NEW YORK — The NFL Commissioner Roger Goodell met with a few executives and team owners Thursday to discuss civil rights leaders. They urged the league's hiring practices to increase diversity in leadership positions.

Goodell was joined by Pittsburgh SteelersArt Rooney II, president Atlanta FalconsArthur Blank, chairman and owner. Arizona Cardinals owner Michael Bidwell, Baltimore Ravens executive vice president Ozzie Newsome, Houston TexansJavier Loya (limited partner) and other top NFL executives.

Marc H. Morial, CEO of the National Urban League, told the group that the NFL's recent focus on racial equality and social justice has not yet led to improved hiring procedures for league head coaches.

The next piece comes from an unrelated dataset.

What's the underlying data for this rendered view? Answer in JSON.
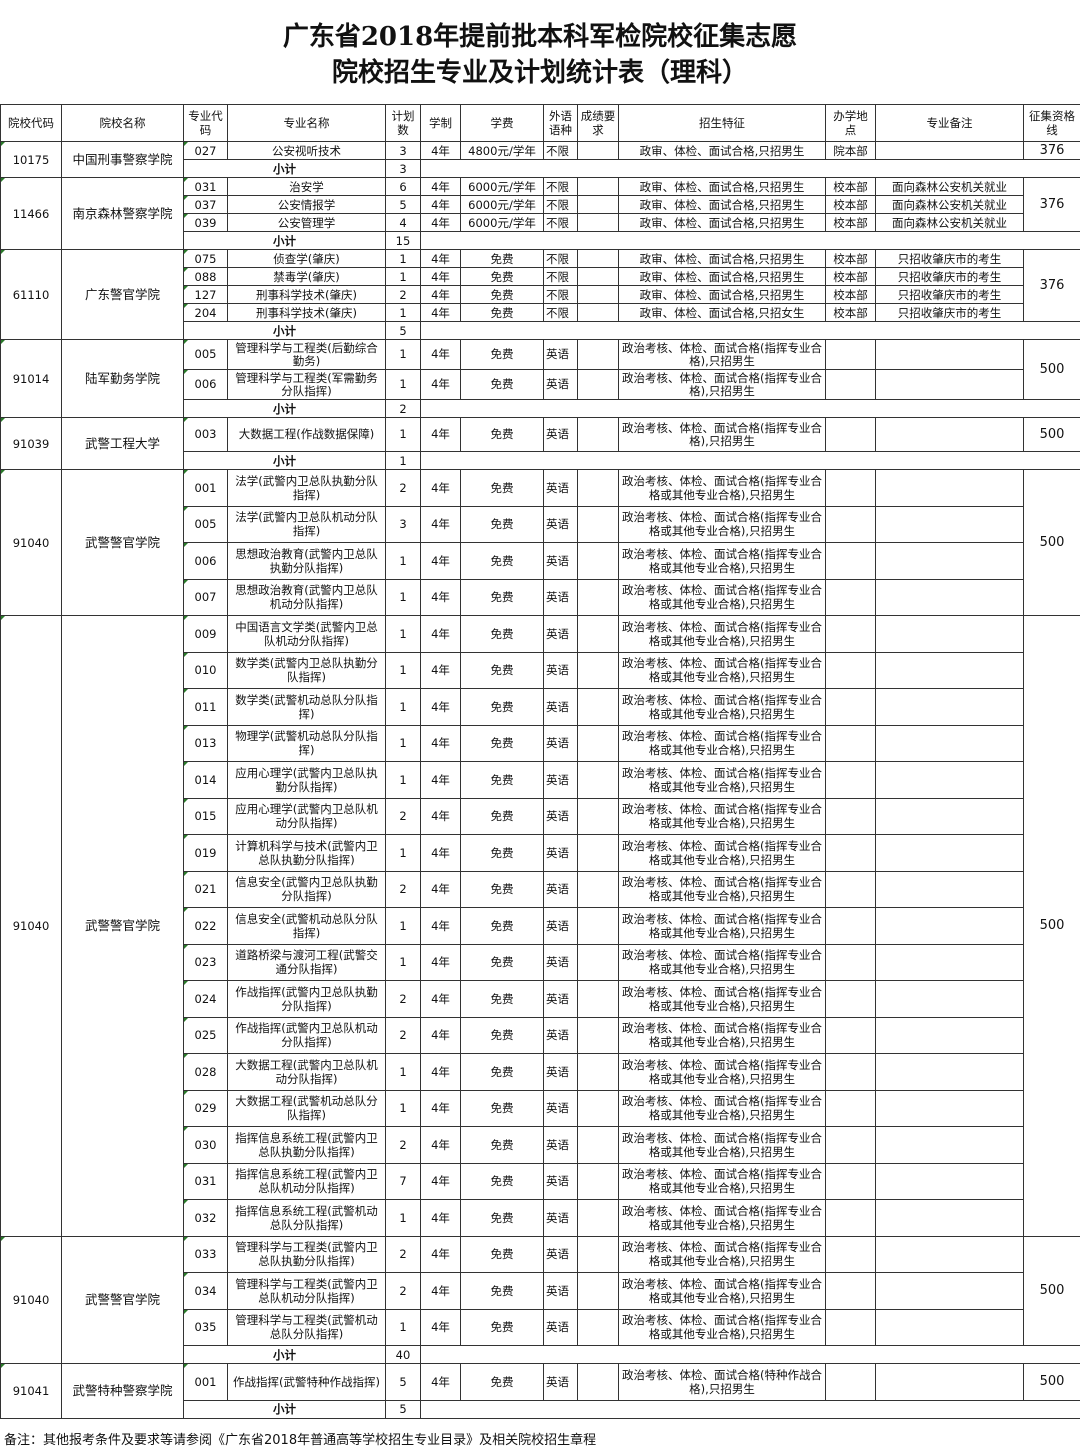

This offseason saw nine openings for head coach, two of which were filled by minorities: Mike McDaniel who is biracial and LovieSmith who is African American. Lovie Smith took over David Culley, also Black. This brought the total number of minority head coaches up to five, with three Black.

McDaniel has replaced Brian Flores who named the league, the three teams, and the Dolphins. Denver BroncosAnd New York Giants– In a class-action lawsuit, earlier this month, alleging unfair employment practices in the NFL.

Morial stated that the NFL has “produced an amazing pool of Black coaches talent that owners routinely ignored when filling their top jobs.” “We are determined to work with the owners and league to bring the spirit ‘Inspire change' to the head coaches rosters.”

Rev. Charles Morial, National Action Network founder and CEO, was also present at Morial's side. Al Sharpton was joined by Derrick Johnson (NAACP president, CEO), Melanie Campbell, National Coalition on Black Civic Participation president, CEO, and Dr. Barbara Williams Skinner (National African American Clergy Network coordinator).

The league was challenged by civil rights leaders to set goals for diversity recruitment and hiring. They called for the establishment of an advisory committee that would make recommendations and set guidelines to the NFL.

Thursday's meeting was continuation of last week's discussion in which civil rights leaders urged the NFL to repeal the Rooney Rule. It was created in 2003 and requires that teams interview candidates of color to fill senior positions in football operations and head coaching.